Wednesday, February 24, 2010

Just Another Agility Course

This is a repost from July 2007.

While hunting with terriers is an ever-changing, always dynamic day in the field, Kennel Club go-to-ground earthdog trials are normally about as interesting as watching submarine racing.

Hours are spent on the sidelines looking at absolutely nothing, as everything takes place underground and there is no real quarry or actual digging. Bring a chair and a book, and maybe an iPod. It's going to be a long day.

In the video clip, above, we see a valiant attempt to make the slow-moving earthdog trial a visual sport, with an up-and-down earthdog setup, built above-ground, and coupled with a clear plastic side so that the dogs can actually be seen by spectators. I think this rig may have been created for an Animal Planet TV show.

The object of the endeavor is a fox mask at the end of the run.

What is missing here, of course, is even a close approximation of real work; the dog does not have to find the quarry, nor can it get lost underground as there are no side pipes.

The wooden walls are smooth and spacious and present little obstacle to even an over-large dog.

Though there is a constriction point at one point in the pipe, the dog can see what it is up against, and since the barrier is exactly the same as the one it has faced in training, it is not much of a novelty. Even then the dog has to be coaxed to "dig through" the blocking material, which is not real dirt, root and rock but paper excelsior.

Finally, of course, the thing at the end of the pipe is taxidermy and not a live fox, groundhog or raccoon that will lunge, bite, rip a muzzle, snarl, or even bolt.

This is a habit-trail for dogs, same as pet stores sell for hamsters.

I used to think go-to-ground trials did no harm and might even do some good if they drew people into the real world of terrier work, but I am no longer sure. This "see through" trial is even easier than a regular go-to-ground set up, and is pretty far from real terrier work.

There is really no way to "fix" these earthdog trials with better design. The reason for this is simple: the dog has to get through the trial in a few minutes so that the next pay-to-play contestant can step up in an orderly matter. Nor can the test be too hard, or folks won't drive hours to collect their ribbon. Nor can people be asked to carry tools or do any actual digging as many of the human contestants seeking ribbons are in such poor physical shape that crossing a gravel parking lot is considered a journey.

How many people think these earthdog trials are a close approximation of real hunting? Most think that, I can tell you!

That said, if they get even a few people out in the world of digging ... well, there is some small hope of that, I suppose.



Anonymous said...

Where is the wheel and the "space lounge"?

Retrieverman said...

A lot of circus trickery goes on in working trials. It doesn't matter what the breed is.

Viatecio said...

That video was blase.

The dog actually looks unsure when it hits the soft "dirt," and looks back in a way that says it needs encouragement.

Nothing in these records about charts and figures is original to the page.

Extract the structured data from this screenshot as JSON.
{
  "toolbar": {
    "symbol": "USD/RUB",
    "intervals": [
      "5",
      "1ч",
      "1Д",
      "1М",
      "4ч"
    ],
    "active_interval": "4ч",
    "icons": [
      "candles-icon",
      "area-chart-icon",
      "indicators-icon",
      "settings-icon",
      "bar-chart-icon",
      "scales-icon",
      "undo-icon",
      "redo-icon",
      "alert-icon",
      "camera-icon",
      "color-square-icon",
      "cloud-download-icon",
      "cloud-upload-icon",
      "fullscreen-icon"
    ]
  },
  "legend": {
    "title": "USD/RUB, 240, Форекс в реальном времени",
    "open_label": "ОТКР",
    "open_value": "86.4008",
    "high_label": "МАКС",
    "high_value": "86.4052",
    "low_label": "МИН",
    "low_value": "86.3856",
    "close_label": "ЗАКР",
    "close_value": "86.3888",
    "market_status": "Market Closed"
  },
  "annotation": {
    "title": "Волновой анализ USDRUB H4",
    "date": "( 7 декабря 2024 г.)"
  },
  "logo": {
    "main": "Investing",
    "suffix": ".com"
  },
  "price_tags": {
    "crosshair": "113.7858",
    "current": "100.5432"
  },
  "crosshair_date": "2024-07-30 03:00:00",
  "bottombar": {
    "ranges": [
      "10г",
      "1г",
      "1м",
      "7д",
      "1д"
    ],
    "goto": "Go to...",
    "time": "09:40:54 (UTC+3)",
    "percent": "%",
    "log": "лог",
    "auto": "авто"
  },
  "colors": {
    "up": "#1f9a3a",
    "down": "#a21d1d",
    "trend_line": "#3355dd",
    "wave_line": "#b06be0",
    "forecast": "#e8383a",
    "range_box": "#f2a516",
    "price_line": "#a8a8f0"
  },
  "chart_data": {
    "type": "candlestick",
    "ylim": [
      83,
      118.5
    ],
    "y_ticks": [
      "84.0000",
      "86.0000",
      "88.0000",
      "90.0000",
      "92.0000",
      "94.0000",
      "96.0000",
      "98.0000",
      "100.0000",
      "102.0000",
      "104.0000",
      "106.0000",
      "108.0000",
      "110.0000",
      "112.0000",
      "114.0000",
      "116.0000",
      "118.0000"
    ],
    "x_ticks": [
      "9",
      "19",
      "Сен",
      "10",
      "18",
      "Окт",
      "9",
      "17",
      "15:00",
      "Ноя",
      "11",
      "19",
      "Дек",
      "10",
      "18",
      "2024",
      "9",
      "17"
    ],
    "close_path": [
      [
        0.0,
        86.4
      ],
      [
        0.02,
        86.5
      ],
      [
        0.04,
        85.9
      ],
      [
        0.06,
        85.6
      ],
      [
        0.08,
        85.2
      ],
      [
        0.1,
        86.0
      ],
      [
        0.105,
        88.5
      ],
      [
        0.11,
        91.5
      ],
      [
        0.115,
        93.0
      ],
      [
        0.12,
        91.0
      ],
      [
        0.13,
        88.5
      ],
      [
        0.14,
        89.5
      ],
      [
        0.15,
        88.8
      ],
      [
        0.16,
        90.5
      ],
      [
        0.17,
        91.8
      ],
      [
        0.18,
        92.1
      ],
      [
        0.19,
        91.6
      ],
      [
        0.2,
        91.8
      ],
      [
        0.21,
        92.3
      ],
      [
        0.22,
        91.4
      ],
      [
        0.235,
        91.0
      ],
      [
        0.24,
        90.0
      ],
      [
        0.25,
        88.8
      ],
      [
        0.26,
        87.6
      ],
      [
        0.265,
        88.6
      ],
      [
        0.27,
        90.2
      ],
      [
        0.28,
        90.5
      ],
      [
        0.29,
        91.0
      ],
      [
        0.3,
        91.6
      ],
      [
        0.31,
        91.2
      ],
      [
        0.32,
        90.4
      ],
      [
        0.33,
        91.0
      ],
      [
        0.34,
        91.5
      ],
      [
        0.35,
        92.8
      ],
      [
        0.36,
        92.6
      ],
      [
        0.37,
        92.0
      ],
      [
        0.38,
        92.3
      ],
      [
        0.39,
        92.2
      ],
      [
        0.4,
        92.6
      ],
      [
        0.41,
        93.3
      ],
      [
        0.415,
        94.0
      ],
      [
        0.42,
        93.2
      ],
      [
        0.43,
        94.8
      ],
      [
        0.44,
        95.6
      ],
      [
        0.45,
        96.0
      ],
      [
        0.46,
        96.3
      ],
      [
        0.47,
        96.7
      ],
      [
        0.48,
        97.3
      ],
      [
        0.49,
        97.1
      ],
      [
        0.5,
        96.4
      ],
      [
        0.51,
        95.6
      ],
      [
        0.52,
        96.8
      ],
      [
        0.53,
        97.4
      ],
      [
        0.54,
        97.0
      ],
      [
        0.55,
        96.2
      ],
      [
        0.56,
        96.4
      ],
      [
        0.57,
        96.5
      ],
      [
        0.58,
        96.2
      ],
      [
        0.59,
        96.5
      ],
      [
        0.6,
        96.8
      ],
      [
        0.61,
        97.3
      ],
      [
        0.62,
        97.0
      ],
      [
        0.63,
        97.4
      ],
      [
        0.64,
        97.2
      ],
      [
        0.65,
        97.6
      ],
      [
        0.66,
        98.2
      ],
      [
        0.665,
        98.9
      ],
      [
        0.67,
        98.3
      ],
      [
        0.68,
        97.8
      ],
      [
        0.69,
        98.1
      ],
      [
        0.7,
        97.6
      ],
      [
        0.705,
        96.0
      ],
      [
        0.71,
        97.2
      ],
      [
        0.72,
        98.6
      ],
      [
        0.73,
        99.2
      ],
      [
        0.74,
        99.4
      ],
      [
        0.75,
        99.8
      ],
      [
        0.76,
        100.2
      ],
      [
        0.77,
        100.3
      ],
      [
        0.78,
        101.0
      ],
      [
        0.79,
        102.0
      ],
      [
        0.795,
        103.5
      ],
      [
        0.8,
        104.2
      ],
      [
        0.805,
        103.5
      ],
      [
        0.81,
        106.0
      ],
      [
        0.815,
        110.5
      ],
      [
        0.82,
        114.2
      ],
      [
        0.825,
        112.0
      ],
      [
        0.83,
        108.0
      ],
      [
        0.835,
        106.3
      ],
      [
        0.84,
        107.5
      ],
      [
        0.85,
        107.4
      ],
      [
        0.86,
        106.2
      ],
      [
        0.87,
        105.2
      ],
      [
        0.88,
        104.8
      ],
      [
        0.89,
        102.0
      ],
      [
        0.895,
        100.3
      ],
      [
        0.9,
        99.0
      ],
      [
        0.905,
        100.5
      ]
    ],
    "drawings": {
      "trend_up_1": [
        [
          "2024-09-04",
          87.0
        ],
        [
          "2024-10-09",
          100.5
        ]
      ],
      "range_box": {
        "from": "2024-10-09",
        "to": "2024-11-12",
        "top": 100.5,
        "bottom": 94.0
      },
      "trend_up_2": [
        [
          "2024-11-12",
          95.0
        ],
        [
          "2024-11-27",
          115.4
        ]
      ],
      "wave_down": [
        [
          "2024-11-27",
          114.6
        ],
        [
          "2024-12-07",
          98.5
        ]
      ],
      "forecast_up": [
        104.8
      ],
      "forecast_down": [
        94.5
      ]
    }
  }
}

Ever since I've started reading about real terrier work, the "earth-dog" fakeries just seem more and more artificial and contrived (not to mention other tests, like fake herding!). Even working retrievers are given the dignity of being trained in the fields and woods and waters, albeit with a fake duck.

Retrieverman said...

In America, working retriever are required to retrieve real (albeit dead) ducks or pheasants for their trials and tests.

My problem is they aren't really the real thing. The dog doesn't get a mixture of difficult marks and easy ones.

And it's much more about the trainer's ability than the dog's natural abilities.

And the trials are competitions, which lead to all the most-used sire complaints we all have about show dogs.

It should be a test of ability to select breeding stock and prevent kennel blindness. Nothing more. Nothing less.

Seahorse said...

I don't know what it's like anymore, but many years ago when we had two wonderful "field bred" Irish Setters the trials and training sessions were all done using live birds. I handled the dogs myself, both walking and on horseback, and yes, they were really good, birdy dogs (carry on with your chuckling about Irishes, I can take it!). Yes, the guns fired blanks, and the fields were seeded with birds, but I saw a TON of dogs completely miss what my boys held point on. I don't hunt; we just participated because the dogs liked it. Of course, the dogs like hunting our farm every day of their lives, too. But, we took them out to trials several times and blew the doors in of the professional handlers. Trust me, it was ALL the dogs and not me, as I'd just say, "Go get a bird!", and they did the rest. The second one was a stunningly gorgeous dog and had won on the bench in some local shows and was working obedience, too. He could run all day, was smart and obedient and was beautiful to look at. Though ample, he didn't have the coat of a show dog (thank god!). His conformation and movement was lovely, though, and he had a great temperament and fine mind. I'm tempted to try and find another Irish of his type...if they exist anymore.